6.2. It has been objected by the Respondent that the processes of documents (II), (i) and (7) cannot lead to the result that only a part of the sheath filaments are fused together at the boundary regions and adhered to the core filaments whilst the other part of the sheath filaments remain individually separate, thus forming a three-layer structure. Although this is true, the Board holds that the corresponding process features are not fully stated in Claim 10 and, therefore, this aspect cannot be taken into account.
6.3. According to the Respondent, the product which is obtained by the process of Claim 10 shows enhanced properties which are in favour of inventive step. Although the yarn according to Claim 1 satisfies these conditions, this fact cannot be taken into account in favour of the process as long as it is not the direct result of the process steps or process conditions set out in Claim 10.
6.4. It has been observed that although the man skilled in the art had had the opportunity to combine the teachings of documents (i) and (II) for ten years, nobody came upon the idea of doing so.

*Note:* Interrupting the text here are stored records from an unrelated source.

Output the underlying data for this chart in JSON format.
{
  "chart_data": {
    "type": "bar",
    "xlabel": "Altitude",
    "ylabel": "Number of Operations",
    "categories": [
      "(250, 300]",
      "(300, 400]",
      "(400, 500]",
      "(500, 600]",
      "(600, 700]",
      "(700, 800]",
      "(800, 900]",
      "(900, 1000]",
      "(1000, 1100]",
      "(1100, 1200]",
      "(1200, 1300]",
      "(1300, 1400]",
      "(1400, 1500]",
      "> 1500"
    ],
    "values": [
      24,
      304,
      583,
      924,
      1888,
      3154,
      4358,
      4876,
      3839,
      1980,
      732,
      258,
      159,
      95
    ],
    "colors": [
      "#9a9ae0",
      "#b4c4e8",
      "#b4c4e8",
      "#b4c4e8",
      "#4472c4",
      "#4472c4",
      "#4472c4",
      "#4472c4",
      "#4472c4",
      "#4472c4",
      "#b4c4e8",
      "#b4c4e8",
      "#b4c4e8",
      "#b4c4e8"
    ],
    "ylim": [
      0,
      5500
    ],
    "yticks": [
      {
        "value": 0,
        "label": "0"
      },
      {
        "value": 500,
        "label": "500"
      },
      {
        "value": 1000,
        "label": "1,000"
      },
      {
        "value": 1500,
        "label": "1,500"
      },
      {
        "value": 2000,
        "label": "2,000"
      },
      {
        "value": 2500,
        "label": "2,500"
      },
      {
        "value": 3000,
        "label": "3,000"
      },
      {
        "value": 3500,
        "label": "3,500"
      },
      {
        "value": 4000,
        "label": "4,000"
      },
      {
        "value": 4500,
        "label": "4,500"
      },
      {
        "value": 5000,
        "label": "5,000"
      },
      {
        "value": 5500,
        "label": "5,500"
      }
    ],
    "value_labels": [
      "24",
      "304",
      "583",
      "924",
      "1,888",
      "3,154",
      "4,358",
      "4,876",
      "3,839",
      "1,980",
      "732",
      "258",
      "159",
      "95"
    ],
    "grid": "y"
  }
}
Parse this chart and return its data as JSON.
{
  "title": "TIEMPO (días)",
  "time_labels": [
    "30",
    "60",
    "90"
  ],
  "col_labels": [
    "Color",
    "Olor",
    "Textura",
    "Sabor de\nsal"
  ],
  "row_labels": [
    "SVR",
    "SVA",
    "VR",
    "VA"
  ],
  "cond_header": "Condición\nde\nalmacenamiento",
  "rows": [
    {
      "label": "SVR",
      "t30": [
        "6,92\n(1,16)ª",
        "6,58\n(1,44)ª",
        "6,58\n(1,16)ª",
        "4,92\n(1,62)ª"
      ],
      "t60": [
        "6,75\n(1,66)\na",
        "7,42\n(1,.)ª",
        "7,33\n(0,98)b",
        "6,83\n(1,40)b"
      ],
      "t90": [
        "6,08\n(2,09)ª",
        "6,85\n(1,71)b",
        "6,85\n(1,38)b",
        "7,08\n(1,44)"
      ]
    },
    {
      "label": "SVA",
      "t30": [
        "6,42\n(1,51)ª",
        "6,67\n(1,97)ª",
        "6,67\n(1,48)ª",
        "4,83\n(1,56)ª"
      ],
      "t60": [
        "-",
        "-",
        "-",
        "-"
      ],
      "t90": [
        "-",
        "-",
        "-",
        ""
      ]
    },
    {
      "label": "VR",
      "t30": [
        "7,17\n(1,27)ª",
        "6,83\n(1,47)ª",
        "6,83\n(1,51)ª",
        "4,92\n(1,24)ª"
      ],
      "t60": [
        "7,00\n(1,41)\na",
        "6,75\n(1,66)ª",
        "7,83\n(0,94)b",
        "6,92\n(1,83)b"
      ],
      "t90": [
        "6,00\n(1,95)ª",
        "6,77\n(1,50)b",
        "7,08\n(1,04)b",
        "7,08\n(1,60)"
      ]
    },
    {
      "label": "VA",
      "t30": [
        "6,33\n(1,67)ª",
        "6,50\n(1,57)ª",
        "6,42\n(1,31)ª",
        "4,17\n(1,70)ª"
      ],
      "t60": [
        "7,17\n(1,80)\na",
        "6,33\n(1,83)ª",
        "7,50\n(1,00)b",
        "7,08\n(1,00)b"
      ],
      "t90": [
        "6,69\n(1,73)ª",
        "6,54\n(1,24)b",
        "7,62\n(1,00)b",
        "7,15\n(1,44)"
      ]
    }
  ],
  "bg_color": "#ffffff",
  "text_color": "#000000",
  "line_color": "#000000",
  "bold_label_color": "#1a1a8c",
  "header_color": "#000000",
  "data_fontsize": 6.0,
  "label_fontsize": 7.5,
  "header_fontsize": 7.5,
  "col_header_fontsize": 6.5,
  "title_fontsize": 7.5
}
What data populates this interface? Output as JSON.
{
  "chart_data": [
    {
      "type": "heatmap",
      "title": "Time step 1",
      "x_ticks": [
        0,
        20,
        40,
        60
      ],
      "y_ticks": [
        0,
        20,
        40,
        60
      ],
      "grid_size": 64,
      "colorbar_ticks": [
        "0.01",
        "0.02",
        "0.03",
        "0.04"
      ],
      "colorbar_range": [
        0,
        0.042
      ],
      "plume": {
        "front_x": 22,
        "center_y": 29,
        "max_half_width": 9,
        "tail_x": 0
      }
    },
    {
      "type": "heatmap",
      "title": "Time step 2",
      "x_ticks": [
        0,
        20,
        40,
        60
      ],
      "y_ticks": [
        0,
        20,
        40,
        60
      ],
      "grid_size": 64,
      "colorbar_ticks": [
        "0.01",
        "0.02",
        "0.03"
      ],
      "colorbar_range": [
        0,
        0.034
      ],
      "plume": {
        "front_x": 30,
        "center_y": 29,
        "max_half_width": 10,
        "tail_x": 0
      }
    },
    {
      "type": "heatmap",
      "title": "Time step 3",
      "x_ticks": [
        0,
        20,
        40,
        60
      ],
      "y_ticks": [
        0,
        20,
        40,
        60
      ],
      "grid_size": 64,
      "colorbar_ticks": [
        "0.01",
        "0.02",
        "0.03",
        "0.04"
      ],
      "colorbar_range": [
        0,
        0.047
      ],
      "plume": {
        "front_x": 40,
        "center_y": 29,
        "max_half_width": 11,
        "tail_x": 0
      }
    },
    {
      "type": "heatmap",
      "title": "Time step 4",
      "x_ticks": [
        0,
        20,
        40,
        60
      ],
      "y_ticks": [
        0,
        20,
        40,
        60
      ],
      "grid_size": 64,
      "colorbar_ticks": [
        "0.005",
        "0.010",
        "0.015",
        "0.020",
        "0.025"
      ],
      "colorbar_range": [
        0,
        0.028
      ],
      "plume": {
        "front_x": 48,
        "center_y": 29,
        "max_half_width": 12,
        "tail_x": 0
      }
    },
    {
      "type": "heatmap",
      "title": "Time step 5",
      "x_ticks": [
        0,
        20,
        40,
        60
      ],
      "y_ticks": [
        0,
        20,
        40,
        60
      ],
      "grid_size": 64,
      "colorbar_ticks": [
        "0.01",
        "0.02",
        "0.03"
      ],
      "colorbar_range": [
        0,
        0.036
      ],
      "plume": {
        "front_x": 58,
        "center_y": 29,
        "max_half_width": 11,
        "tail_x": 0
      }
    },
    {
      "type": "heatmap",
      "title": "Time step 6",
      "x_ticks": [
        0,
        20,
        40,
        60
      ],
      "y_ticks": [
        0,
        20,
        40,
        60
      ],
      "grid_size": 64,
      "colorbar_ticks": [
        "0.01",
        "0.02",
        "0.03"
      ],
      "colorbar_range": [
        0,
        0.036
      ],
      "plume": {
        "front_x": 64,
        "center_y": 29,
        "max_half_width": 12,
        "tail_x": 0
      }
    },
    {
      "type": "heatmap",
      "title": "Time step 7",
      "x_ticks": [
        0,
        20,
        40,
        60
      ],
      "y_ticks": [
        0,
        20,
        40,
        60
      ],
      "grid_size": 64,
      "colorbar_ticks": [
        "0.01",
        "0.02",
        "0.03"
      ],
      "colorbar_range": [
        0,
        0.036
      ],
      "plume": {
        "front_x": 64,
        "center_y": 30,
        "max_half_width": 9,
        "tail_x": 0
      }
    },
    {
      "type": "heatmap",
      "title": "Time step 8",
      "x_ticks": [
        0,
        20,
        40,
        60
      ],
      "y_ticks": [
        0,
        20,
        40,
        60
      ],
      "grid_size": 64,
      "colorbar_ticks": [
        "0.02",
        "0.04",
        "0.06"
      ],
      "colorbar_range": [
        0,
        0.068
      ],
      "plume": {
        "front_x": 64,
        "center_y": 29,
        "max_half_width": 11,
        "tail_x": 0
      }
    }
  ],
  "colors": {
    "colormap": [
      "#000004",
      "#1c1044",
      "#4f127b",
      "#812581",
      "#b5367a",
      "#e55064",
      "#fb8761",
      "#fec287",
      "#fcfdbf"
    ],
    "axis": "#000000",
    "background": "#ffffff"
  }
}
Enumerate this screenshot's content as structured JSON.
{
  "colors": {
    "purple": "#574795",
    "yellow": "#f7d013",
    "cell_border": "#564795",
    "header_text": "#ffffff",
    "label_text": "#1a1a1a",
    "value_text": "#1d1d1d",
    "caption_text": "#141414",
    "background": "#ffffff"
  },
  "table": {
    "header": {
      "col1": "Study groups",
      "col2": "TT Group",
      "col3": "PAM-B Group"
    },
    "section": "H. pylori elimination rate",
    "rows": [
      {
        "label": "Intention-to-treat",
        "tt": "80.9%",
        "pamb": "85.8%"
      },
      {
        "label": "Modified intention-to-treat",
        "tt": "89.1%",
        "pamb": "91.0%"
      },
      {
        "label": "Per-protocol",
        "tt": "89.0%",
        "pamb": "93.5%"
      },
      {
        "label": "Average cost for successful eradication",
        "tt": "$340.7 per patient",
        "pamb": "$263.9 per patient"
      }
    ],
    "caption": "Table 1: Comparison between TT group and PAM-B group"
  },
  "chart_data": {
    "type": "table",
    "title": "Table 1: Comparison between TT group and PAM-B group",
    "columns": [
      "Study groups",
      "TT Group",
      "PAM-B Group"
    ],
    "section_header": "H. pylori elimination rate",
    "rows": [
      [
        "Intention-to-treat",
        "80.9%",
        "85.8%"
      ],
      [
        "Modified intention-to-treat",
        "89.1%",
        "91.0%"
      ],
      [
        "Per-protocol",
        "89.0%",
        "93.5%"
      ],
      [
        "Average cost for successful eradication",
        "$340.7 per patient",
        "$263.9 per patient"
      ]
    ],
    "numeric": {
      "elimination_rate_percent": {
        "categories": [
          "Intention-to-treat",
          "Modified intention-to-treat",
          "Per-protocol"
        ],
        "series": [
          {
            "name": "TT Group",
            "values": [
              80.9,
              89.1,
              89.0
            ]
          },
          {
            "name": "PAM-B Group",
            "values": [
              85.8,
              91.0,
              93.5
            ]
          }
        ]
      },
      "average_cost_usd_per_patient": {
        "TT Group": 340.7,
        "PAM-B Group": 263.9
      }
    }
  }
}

This fact may in certain cases be an additional indication which could influence the appreciation of inventive step in cases where there is a doubt but which does not suffice per se to prove an inventive step in the absence of any reasoning relating to serious difficulties or a prejudice which may have prevented the skilled person from combining the respective teachings.
6.5. For the above reasons, no inventive step can be recognised in the subject-matter of Claim 10, which, hence, does not satisfy the requirements of Articles 52 and 56 EPC.
7. For these reasons, the main request concerning Claims 1 to 14 cannot be accepted.
8. Since the auxiliary request is restricted to Claims 1 to 9, the subject-matter of which is patentable (see points 3 and 4 above), said auxiliary request is allowable.
The objection of insufficient disclosure under Article 100b EPC raised by Appellant I during the oral proceedings was not substantiated. The Board has no doubts that the patent as a whole, particularly in the given Examples, provides sufficient disclosure to the skilled person to arrive at the product of Claim 1 without the exercise of inventive skills.
ORDER
For these reasons, it is decided that:
1. The decision under appeal is set aside.
2. The main request is rejected.
3. The case is remitted to the first instance with the order to maintain the patent on the basis of the documents according to the above auxiliary request (Claims 1 to 9 and description as submitted at the oral proceedings, drawings as granted).